Let it be said in Ms. Rice’s defense that she is not the first person from Foggy Bottom to tilt against America’s own citizens in a terror-related civil court case. In the 1990s, when the estate of Alisa Flatow, who was slain in an Iranian backed attack in Israel, won a judgment against the mullahs in Tehran, the State Department actually went into court to try to stymie the efforts at collection, as it did in a case involving Pan Am Flight 103. What makes Gilmore so newsworthy is that the Palestinians, partly on Secretary Rice’s advice, eventually decided to fight the case against them and ask the court to vacate a default order.
Judge Kessler agreed to do so — on certain conditions. One is that a bond be posted by the above-mentioned deadline. But an even more remarkable aspect of her order was the dressing down she gave President Obama’s administration for a filing that she derisively described as “mealy-mouthed” in its refusal to help the court weigh the foreign policy and national interest aspects of the court case. This was first reported by one of the shrewdest observers of our court system, the New York Sun’s erstwhile national correspondent, Josh Gerstein, now of Politico, to which he filed a dispatch that is accessible here.
The only thing the Obama administration was prepared to say in response to the Court’s plea was that America “supports just compensation for victims of terrorism from those responsible for their losses and has encouraged all parties to resolve these cases to their mutual benefit.” And to express the view that it also “remains concerned about the potentially significant impact that these default cases may have on the defendants’ financial and political viability.” The tenderness of its concerns for the Palestinian Authority, which typically denies its role in this murder of an American citizen, is touching.
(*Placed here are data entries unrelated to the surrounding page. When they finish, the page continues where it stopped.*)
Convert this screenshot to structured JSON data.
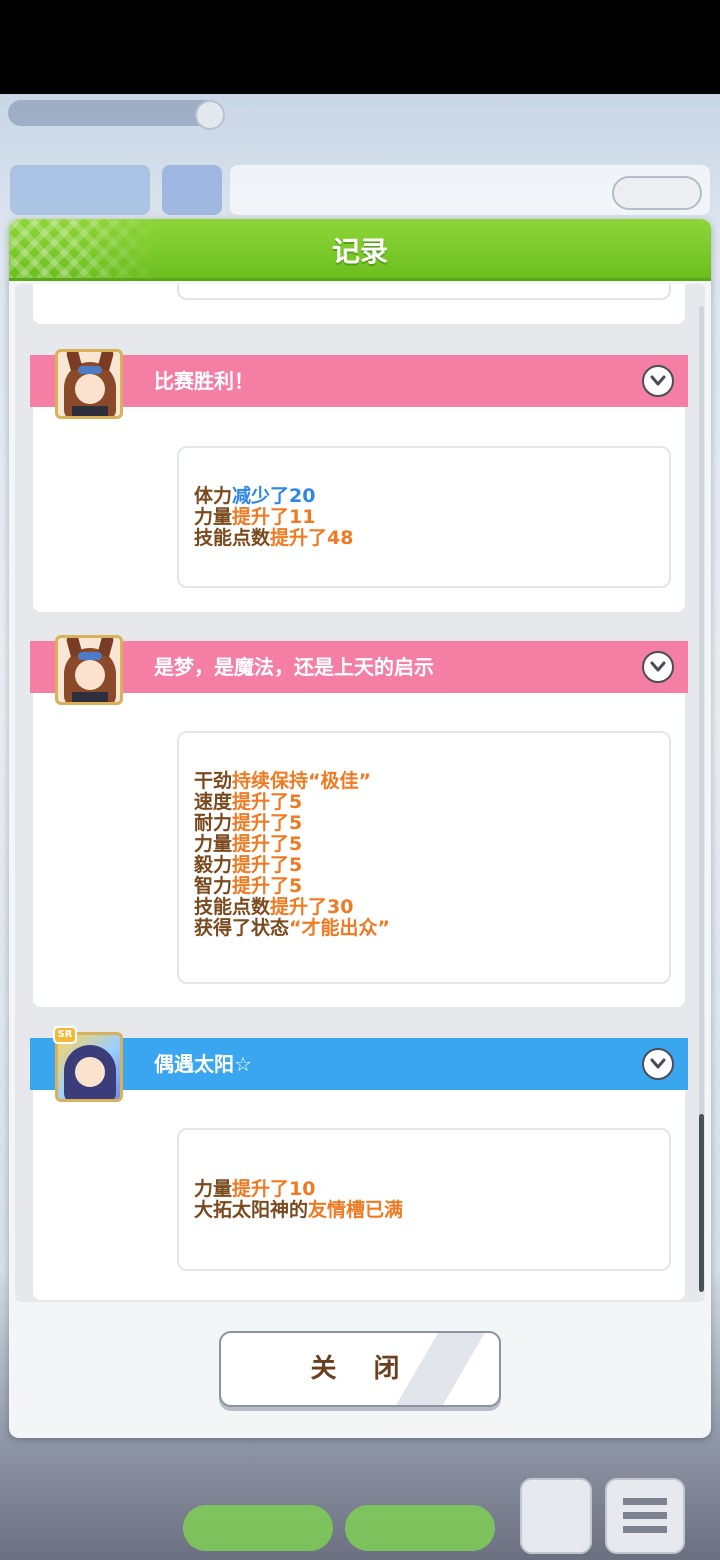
{
  "modal": {
    "title": "记录",
    "close_label": "关 闭"
  },
  "colors": {
    "header_green": "#7ac62b",
    "pink_header": "#f47ea4",
    "blue_header": "#3aa6ef",
    "brown_text": "#7a4a1f",
    "orange_text": "#f07a22",
    "blue_text": "#2f86e8"
  },
  "events": [
    {
      "title": "比赛胜利！",
      "theme": "pink",
      "icon": "horse-girl-avatar",
      "lines": [
        {
          "prefix": "体力",
          "suffix": "减少了20",
          "suffix_color": "blue"
        },
        {
          "prefix": "力量",
          "suffix": "提升了11",
          "suffix_color": "orange"
        },
        {
          "prefix": "技能点数",
          "suffix": "提升了48",
          "suffix_color": "orange"
        }
      ]
    },
    {
      "title": "是梦，是魔法，还是上天的启示",
      "theme": "pink",
      "icon": "horse-girl-avatar",
      "lines": [
        {
          "prefix": "干劲",
          "suffix": "持续保持“极佳”",
          "suffix_color": "orange"
        },
        {
          "prefix": "速度",
          "suffix": "提升了5",
          "suffix_color": "orange"
        },
        {
          "prefix": "耐力",
          "suffix": "提升了5",
          "suffix_color": "orange"
        },
        {
          "prefix": "力量",
          "suffix": "提升了5",
          "suffix_color": "orange"
        },
        {
          "prefix": "毅力",
          "suffix": "提升了5",
          "suffix_color": "orange"
        },
        {
          "prefix": "智力",
          "suffix": "提升了5",
          "suffix_color": "orange"
        },
        {
          "prefix": "技能点数",
          "suffix": "提升了30",
          "suffix_color": "orange"
        },
        {
          "prefix": "获得了状态",
          "suffix": "“才能出众”",
          "suffix_color": "orange"
        }
      ]
    },
    {
      "title": "偶遇太阳☆",
      "theme": "blue",
      "icon": "support-card-avatar",
      "badge": "SR",
      "lines": [
        {
          "prefix": "力量",
          "suffix": "提升了10",
          "suffix_color": "orange"
        },
        {
          "prefix": "大拓太阳神的",
          "suffix": "友情槽已满",
          "suffix_color": "orange"
        }
      ]
    }
  ]
}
The truth is that a filing such as that entered by the Obama administration in the case of Gilmore is a national disgrace. How, in the middle of a terror war against America and Israel, the American administration can encourage the family of an American who was killed by Arab terror to treat with the killers and resolve the case “to their mutual benefit” is something suited to Kafka. No wonder Judge Kessler, even while signaling her preparedness to let the Palestinians off the hook, let her anger flare. For what Gilmore teaches us is that getting an answer that ordinary Americans — and even an ordinary federal court — can relate to is beyond the power of a mere judge. It underscores again the importance of being willing to choose sides in the war and to levy the war with the normal tools of warfare. As things now stand, the Palestinian Arab authority isn’t the only institution involved in this case that appears to be in default.